Na estação do Cruzeiro, onde desde largos annos—ia dizendo seculos—imperam o porte dominador, a alentada bengala, a energica gesticulação e as barbas medieváes e enchumaçadas do major Novaes, entrou uma familia, regressando de Caxambú.
Páe, mãe, bastante moços, esta ainda vistosa, bonita, um filho, de 12 para 13 annos, visivelmente doente, duas creadas, uma branca, outra preta, e um molecóte vestido de pagem, muitas malinhas de mão, chales, cobertores, travesseiros, garrafas de leite e aguas mineraes, embrulhos com restos, sem duvida, da matolotagem, comida á descida da serra.
Tudo aquillo ás carreiras se arrumou nos bancos vazios ao lado e ao redor de mim.
Afinal, apitou a machina e partiu o barulhento comboio.
Cançado de ler, exgotados os jornaes de S. Paulo, parcos de novidades, e um tanto aborrecido com um romance de Charles Merouvel comprado no Garraux, que não me interessava, nem merecia interesse, puz-me a observar os recem-chegados.
No rosto de todos, a inquietação, concentrada no menino que, apenas sentado, pedira para se deitar.
—Sinto-me tão fraco! exclamou dolente. Não tenho mais forças!...

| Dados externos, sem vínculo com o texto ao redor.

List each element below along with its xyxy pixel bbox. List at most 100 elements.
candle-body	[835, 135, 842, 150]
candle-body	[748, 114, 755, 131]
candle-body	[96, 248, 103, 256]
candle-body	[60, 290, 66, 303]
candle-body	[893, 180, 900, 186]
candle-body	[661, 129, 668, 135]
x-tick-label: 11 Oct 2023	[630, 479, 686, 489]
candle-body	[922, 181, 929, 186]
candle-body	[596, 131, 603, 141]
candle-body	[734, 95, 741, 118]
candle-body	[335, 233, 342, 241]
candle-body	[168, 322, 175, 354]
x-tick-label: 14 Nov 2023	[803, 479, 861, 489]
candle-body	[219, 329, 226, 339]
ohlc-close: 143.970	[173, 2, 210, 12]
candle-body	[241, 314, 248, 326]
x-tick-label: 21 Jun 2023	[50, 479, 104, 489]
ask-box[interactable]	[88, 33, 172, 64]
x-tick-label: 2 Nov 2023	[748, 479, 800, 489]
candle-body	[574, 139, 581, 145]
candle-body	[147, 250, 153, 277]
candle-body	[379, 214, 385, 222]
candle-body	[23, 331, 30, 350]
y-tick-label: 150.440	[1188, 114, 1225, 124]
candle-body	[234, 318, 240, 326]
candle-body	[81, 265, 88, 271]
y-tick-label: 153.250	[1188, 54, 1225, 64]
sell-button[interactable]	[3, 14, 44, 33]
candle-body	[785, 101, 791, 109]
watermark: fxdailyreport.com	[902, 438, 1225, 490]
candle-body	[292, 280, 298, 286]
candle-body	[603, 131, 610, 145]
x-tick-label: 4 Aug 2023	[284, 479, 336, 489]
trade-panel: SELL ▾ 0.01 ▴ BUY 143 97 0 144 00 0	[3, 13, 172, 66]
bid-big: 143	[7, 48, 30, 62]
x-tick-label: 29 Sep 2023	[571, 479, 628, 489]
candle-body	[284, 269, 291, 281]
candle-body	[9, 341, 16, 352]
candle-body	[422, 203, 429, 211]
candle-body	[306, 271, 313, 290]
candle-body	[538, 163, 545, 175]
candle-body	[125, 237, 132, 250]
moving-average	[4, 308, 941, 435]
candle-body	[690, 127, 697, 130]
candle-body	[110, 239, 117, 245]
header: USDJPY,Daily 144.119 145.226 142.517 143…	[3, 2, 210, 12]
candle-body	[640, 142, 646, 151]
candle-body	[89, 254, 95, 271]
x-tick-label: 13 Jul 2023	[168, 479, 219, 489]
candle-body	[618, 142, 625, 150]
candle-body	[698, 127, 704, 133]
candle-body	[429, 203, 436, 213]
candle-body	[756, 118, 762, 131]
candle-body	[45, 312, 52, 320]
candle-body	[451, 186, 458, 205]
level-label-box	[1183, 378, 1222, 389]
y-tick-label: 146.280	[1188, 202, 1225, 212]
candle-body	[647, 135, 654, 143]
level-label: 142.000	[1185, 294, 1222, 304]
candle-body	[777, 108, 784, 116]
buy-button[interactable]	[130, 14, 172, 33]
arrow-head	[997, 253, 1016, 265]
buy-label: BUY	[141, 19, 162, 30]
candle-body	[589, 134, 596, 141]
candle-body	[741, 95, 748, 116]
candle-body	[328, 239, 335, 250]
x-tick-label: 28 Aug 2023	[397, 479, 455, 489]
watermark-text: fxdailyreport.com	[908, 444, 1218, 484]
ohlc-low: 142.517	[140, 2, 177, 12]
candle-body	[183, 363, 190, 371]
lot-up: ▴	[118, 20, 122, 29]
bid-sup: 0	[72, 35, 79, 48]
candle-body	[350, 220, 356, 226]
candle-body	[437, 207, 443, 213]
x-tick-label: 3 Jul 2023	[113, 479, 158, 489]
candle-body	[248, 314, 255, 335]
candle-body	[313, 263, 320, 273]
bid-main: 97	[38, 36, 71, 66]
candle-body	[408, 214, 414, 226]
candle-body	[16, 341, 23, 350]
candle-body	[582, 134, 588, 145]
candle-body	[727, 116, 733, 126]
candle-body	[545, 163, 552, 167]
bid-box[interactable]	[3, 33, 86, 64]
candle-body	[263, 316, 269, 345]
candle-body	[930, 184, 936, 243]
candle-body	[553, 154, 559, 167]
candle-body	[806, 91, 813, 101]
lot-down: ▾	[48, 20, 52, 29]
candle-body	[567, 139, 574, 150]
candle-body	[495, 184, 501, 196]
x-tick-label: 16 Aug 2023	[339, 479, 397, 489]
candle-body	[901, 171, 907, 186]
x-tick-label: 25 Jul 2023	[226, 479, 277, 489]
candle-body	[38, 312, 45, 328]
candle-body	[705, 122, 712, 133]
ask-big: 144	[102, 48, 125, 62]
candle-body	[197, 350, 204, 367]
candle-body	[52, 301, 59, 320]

E com muita solicitude, creadas e molecote, auxiliando apressados os amos e obedecendo-lhes ás indicações, arranjaram os meios de dar melhor commodo ao doentinho, cujos pés ião além do banco e se retrahiam de cada vez que passavam os empregados do trem.
Sim, doente, muito doente até. E tão sympathico, tão meigo, uma expressão de tanta doçura na physionomia, nos olhos bem rasgados, pestanudos, negros, scintillantes, mais do que ha vida normal, uns olhos de soffrimento e febre!... Os labios como que reviam sangue, de tão rubros; em compensação, as orelhas, muito grandes, desgraciosamente apartadas, da cabeça, umas orelhas desmarcadas, como as do mallogrado Napoleão IV, mostravão-se brancas, diaphanas, num gráo de deploravel e significativo descoramento.
Impressionaram-me logo de principio os modos e as observações do menino.